Natural gas to the rescue
With the global shipyard business experiencing a multiyear drought, ship owners and builders alike are putting their hopes on an anticipated surge in future substantial natural-gas shipment expansion.
With shipbuilders cutting more than 20,000 jobs in the last year alone, future natural gas plus West Texas Intermediate oil shipments are indicating a turnaround in 2018 and thereafter. Contracts for vessels to transport liquified natural gas are picking up amid an absence of shale gas in the U.S. Also, increasingly stringent global curbs on pollution are pushing utilities and transportation operators even harder toward clean-burning fuel, wherever it is located.
Liquid natural gas is made by cooling natural gas until it becomes a liquid. This can be carried over long distances in specially built ships with insulated tanks. Annual global LNG production capacity is expected to increase 39% to 377 million tons by 2019, from 272 million tons last year. According to Royal Dutch Shell PLC estimates, shipments of LNG could rise as much as 5% a year from 2015 to 2030.
To move such mountains of fuel will necessitate 180 more vessels. According to experts, this would benefit shipbuilders with LNG expertise. This means that segment will benefit substantially from orders to be expected as early as the middle of this year’s third quarter.
Asia is the largest destination for LNG, with much of it bound for China and India. According to Shell’s LNG outlook, China’s gas demand is expected to more than double to 450 billion cubic meters by 2030. Earlier this year, China said it plans to halt, delay or eliminate 50 gigawatts of coal-fired powered projects as part of its move to clean the smog-choking cities from Beijing to Xi’an.
The world’s three biggest shipyards, all based in South Korea, control as much as 80% of the LNG tanker market. But the entire industry will benefit substantially from this growing demand of natural gas. This couldn’t come at a more propitious time for South Korean shipyards that have had to cut back production and slash employment. In a sense, the upcoming wave of incoming orders — expected soon — could be lifesavers for some of the most concentrated shipyards in the world.
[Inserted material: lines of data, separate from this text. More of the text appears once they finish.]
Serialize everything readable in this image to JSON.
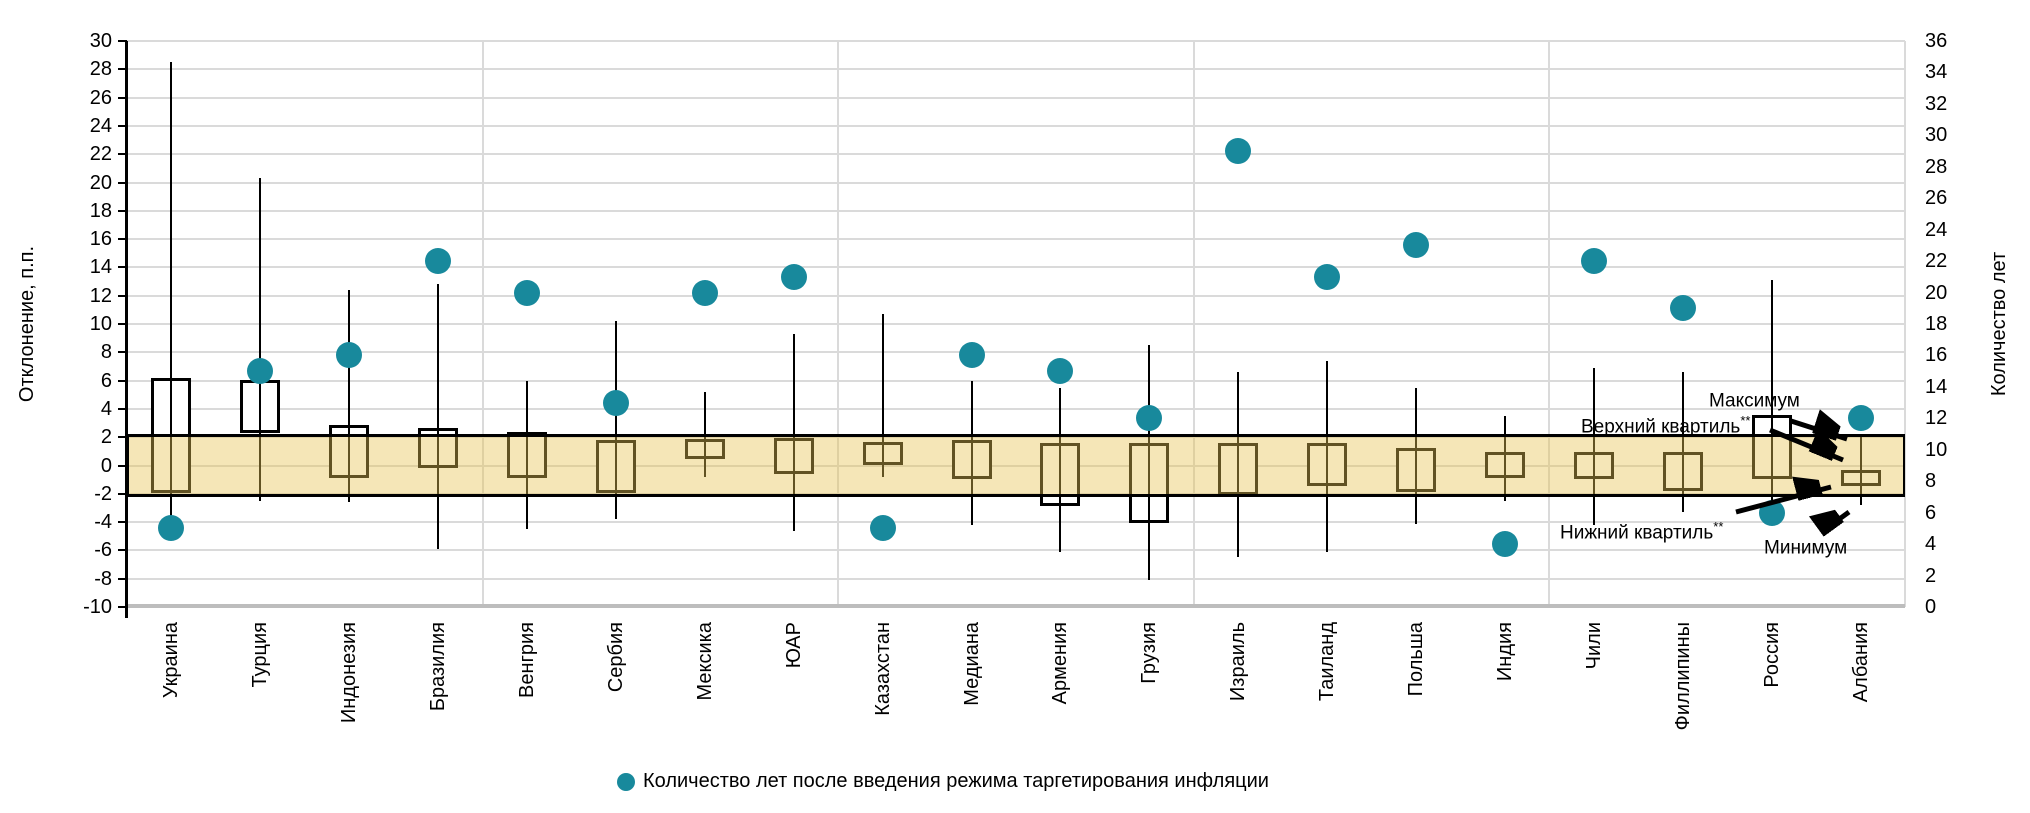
{
  "chart_data": {
    "type": "box",
    "categories": [
      "Украина",
      "Турция",
      "Индонезия",
      "Бразилия",
      "Венгрия",
      "Сербия",
      "Мексика",
      "ЮАР",
      "Казахстан",
      "Медиана",
      "Армения",
      "Грузия",
      "Израиль",
      "Таиланд",
      "Польша",
      "Индия",
      "Чили",
      "Филлипины",
      "Россия",
      "Албания"
    ],
    "boxes": [
      {
        "max": 28.5,
        "upper_quartile": 6.1,
        "lower_quartile": -1.9,
        "min": -3.6
      },
      {
        "max": 20.3,
        "upper_quartile": 6.0,
        "lower_quartile": 2.4,
        "min": -2.5
      },
      {
        "max": 12.4,
        "upper_quartile": 2.8,
        "lower_quartile": -0.8,
        "min": -2.6
      },
      {
        "max": 12.8,
        "upper_quartile": 2.6,
        "lower_quartile": -0.1,
        "min": -5.9
      },
      {
        "max": 6.0,
        "upper_quartile": 2.3,
        "lower_quartile": -0.8,
        "min": -4.5
      },
      {
        "max": 10.2,
        "upper_quartile": 1.7,
        "lower_quartile": -1.9,
        "min": -3.8
      },
      {
        "max": 5.2,
        "upper_quartile": 1.8,
        "lower_quartile": 0.5,
        "min": -0.8
      },
      {
        "max": 9.3,
        "upper_quartile": 1.9,
        "lower_quartile": -0.5,
        "min": -4.6
      },
      {
        "max": 10.7,
        "upper_quartile": 1.6,
        "lower_quartile": 0.1,
        "min": -0.8
      },
      {
        "max": 6.0,
        "upper_quartile": 1.7,
        "lower_quartile": -0.9,
        "min": -4.2
      },
      {
        "max": 5.5,
        "upper_quartile": 1.5,
        "lower_quartile": -2.8,
        "min": -6.1
      },
      {
        "max": 8.5,
        "upper_quartile": 1.5,
        "lower_quartile": -4.0,
        "min": -8.1
      },
      {
        "max": 6.6,
        "upper_quartile": 1.5,
        "lower_quartile": -2.0,
        "min": -6.5
      },
      {
        "max": 7.4,
        "upper_quartile": 1.5,
        "lower_quartile": -1.4,
        "min": -6.1
      },
      {
        "max": 5.5,
        "upper_quartile": 1.2,
        "lower_quartile": -1.8,
        "min": -4.1
      },
      {
        "max": 3.5,
        "upper_quartile": 0.9,
        "lower_quartile": -0.8,
        "min": -2.5
      },
      {
        "max": 6.9,
        "upper_quartile": 0.9,
        "lower_quartile": -0.9,
        "min": -4.2
      },
      {
        "max": 6.6,
        "upper_quartile": 0.9,
        "lower_quartile": -1.7,
        "min": -3.3
      },
      {
        "max": 13.1,
        "upper_quartile": 3.5,
        "lower_quartile": -0.9,
        "min": -2.6
      },
      {
        "max": 2.0,
        "upper_quartile": -0.4,
        "lower_quartile": -1.4,
        "min": -2.8
      }
    ],
    "series": [
      {
        "name": "Количество лет после введения режима таргетирования инфляции",
        "type": "scatter",
        "axis": "right",
        "values": [
          5,
          15,
          16,
          22,
          20,
          13,
          20,
          21,
          5,
          16,
          15,
          12,
          29,
          21,
          23,
          4,
          22,
          19,
          6,
          12
        ]
      }
    ],
    "left_axis": {
      "title": "Отклонение, п.п.",
      "min": -10,
      "max": 30,
      "tick_step": 2,
      "ticks": [
        30,
        28,
        26,
        24,
        22,
        20,
        18,
        16,
        14,
        12,
        10,
        8,
        6,
        4,
        2,
        0,
        -2,
        -4,
        -6,
        -8,
        -10
      ]
    },
    "right_axis": {
      "title": "Количество лет",
      "min": 0,
      "max": 36,
      "tick_step": 2,
      "ticks": [
        36,
        34,
        32,
        30,
        28,
        26,
        24,
        22,
        20,
        18,
        16,
        14,
        12,
        10,
        8,
        6,
        4,
        2,
        0
      ]
    },
    "target_band": {
      "from": -2,
      "to": 2
    },
    "grid": true,
    "legend_position": "bottom"
  },
  "legend": {
    "label": "Количество лет после введения режима таргетирования инфляции"
  },
  "annotations": {
    "maximum": {
      "label": "Максимум",
      "sup": ""
    },
    "upper_quartile": {
      "label": "Верхний квартиль",
      "sup": "**"
    },
    "lower_quartile": {
      "label": "Нижний квартиль",
      "sup": "**"
    },
    "minimum": {
      "label": "Минимум",
      "sup": ""
    }
  },
  "colors": {
    "dot": "#18899C",
    "band_fill": "#E7C454",
    "box_border": "#000000",
    "grid": "#DADADA",
    "axis": "#000000",
    "bottom_axis": "#BDBDBD"
  }
}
To them, the anticipated tidal wave of orders is coming at a time when access to staying in business and maintaining access to debt coverage will depend on such orders manifesting before the end of the year.
Oil and gas expansion
While energy in general, but oil specifically, has caught the attention of derivative users and investors alike since the big price break in mid-2014, it helps to know this continuously expanding energy sector comprises three major elements:
1) Upstream. Major companies, such as Exxon Mobil, Chevron and Conoco Phillips dominate exploration and production, including natural gas, which no longer is flared off, as its global usage has multiplied in recent years.
2) Midstream business covers the transport of oil and gas, primarily though pipelines from the production site to processing plants, storage facilities and end-user locations. An increasing number of these companies have structured themselves as master limited partnerships (MLPs), which have the benefit of tax-advantaged income.
3) Downstream usually refers to refining where conversion to finished product occurs. Interestingly, falling oil prices are bad for upstream, but good for refining margins. A good example is Valero (NYSE: VLO), which benefitted in 2014 as oil prices collapsed, but refineries had to pay more as per-barrel oil prices went up in the last year.
The industry’s corporate leadership is headed by the two major U.S. companies that encompass all the segments, including upstream, midstream and downstream. While similar, in the fact the “biggies” cover all aspects of energy development, the difference is their area of focus.
When focusing on Texas’ huge Permian Basin, Diamondback Energy (Nasdaq: FANG) derived 89% of its 2016 revenues from crude oil sales. In contrast, Rice Energy (NYSE: RICE), primarily active in the Appalachian Basin, generated practically all its 2016 revenues from natural gas.
But in looking at the immediate future of oil and gas, and its impact on U.S. revenue growth, the lifting of the 1974 oil embargo has opened up substantial export shipments of light West Texas Intermediate from the U.S., primarily to Asian refineries. These prefer the more limited conversion costs necessary rather than Brent crude, primarily emanating from the huge production capabilities of the Mideast, the North Sea and Venezuela.
The overall outlook for extensive expansion of oil and natural gas has been exceptionally embraced by the Trump administration, which has downplayed obsessive climate control legislation and indicated vastly increased support to fossil fuels (coal, oil and natural gas) with lesser advantages to renewables.
In looking forward to 2018 and beyond, the primary energy sector as a whole, especially natural gas, appears as safe production targets for years to come.